Change for Chance (operating as Changement pour la Chance, or CPC) is the charitable arm of The Make a Difference Movement Foundation.
In order for a nonprofit to be eligible for tax exempt status under section 501(c)(3) of the Internal Revenue Tax Code, the organization has to prove that it “serves a public rather than a private interest.” No organization whose donations or assets directly or indirectly benefit an individual or for-profit entity is eligible for tax exempt status.
Public Vs. Private Interest
It’s helpful to think of what we know about businesses in general — the private sector. Simply put, businesses operate for the purpose of making money for their owners, investors and shareholders. These people, and the businesses themselves, are operating for private interest. And as we all know, businesses and individuals are required to pay income taxes by the IRS.
501(c)(3) organizations like Change for Chance have an exemption from paying income taxes because they are charitable in nature — they are not-for-profit. We operate for the benefit of the public interest by striving to fulfill a charitable mission as defined by the IRS. It’s pretty cool that nonprofits get to use more of their resources to do good, right? We think so too!
So, to make sure that all 501(c)(3) charities are actually organized and operating that way, the IRS has created private benefit and inurement rules. At The Make a Difference Movement Foundation, we want to do everything we can to help people in need, and for us to effectively do that, we need you to understand what we do and how we operate.

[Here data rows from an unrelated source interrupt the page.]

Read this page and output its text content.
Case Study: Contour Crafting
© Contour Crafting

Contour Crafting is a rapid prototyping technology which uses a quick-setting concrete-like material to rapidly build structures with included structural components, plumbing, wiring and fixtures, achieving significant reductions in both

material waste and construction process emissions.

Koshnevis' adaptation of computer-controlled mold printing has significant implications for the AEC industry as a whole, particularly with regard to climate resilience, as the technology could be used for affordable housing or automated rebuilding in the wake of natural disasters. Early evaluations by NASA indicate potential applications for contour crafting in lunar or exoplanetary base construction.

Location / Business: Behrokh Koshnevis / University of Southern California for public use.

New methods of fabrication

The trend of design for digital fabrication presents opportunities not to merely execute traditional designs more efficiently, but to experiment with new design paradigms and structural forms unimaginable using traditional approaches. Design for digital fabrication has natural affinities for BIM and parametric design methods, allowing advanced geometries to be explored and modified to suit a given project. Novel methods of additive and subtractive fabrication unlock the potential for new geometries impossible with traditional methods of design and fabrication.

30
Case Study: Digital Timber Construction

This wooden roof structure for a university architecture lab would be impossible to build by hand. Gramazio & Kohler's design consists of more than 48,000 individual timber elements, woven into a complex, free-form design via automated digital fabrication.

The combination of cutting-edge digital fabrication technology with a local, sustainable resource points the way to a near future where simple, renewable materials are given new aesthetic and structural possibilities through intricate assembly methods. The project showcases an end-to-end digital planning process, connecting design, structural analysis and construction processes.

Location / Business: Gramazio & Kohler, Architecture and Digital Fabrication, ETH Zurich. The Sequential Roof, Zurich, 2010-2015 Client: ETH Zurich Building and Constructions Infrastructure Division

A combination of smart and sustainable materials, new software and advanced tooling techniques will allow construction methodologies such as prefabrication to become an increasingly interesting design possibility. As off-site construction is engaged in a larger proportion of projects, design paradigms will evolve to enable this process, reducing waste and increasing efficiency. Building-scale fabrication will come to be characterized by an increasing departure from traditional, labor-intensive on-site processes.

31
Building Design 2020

The Rules On Private Benefit
The private benefit rule is pretty much exactly what it sounds like. Charities are not allowed to use their tax-exempt status, charitable funds, programs, etc. to benefit private parties that do not fall within a charitable class. The problem with this rule is that it’s deceptively simple. It is a lot easier to break than you’d think. However, only Change for Chance and Difference 38 is registered as either a 501(c)(3) non-profit project or a benefits corporation. The Make a Difference Movement Foundation, although being the owner and operator of the above mentioned organisations, isn’t registered as a non-profit.
The Rules On Private Inurement
The insider rule. It is illegal for a charitable organization’s income or assets to disproportionately benefit a private entity that has “significant influence over the organization” or is otherwise “closely related” to it. Basically, no one should be profiting simply because of their connection to a nonprofit. Makes sense, right?
Let’s Break It Down…
- Paying Employees
- Nonprofit employees can (and should) be fairly compensated for their work with an appropriate, competitive salary. The key takeaway related to paying employees is to avoid excesses. We need happy, well-paid employees to facilitate the delivery of our charitable mission. But our employees don’t usually need a first class plane ticket for their business trip. The difference is pretty clear, right?
- Selecting Vendors & Paying Expenses
- The key to understanding private benefit as related to vendors and expenses lies in the concept of fair market value. The Make a Difference Movement Foundation, Difference 38 and Chance for Chance will need to pay for expenses in order to host a fundraising event or run our charitable programming, and this is totally acceptable under the law. The only caveat is that we must spend our charitable funds responsibly, ensuring that we are paying at or below fair market value for any expense. How do we ensure we’re making a purchase at fair market value? Our best practice is to get at least three quotes (in writing) from different vendors to confirm that we’re getting the best deal. This is often called getting an RFP (request for proposal).
- Relationships With Other Individuals and Businesses
- The concept here is that because Difference 38 and Change for Chance, being a 501(c)(3), is a public charity (that serves the public’s benefit), 501(c)(3)s can’t endorse, promote, or generate revenue for a private gain. Even though these activities may seem harmless (like linking to a vendor page selling products) this rule ensures that nonprofits are focused on the greater good rather than supporting or endorsing specific individuals or businesses.
- When any situation involves people or businesses related to our nonprofit, we will take extra caution. For example, if we are using a friend or family member’s catering company for our fundraiser. Actions that do not constitute private benefit with unaffiliated parties may constitute private inurement with an affiliated party, which is what we try our absolute best to avoid.
- Although nuanced and specific, private benefit and inurement rules truly boil down to ensuring that all of our organization’s operations and expenses are being allocated toward our charitable purpose. If we are questioning whether an activity may constitute private benefit, we ask ourselves, “Is the activity is in the best interest of our nonprofit’s charitable mission and class? Will it maximize our impact? Is it truly benefiting the public?”
- We will err on the side of caution. If we are questioning whether something is private benefit or private inurement, we will investigate further… or avoid the activity all together.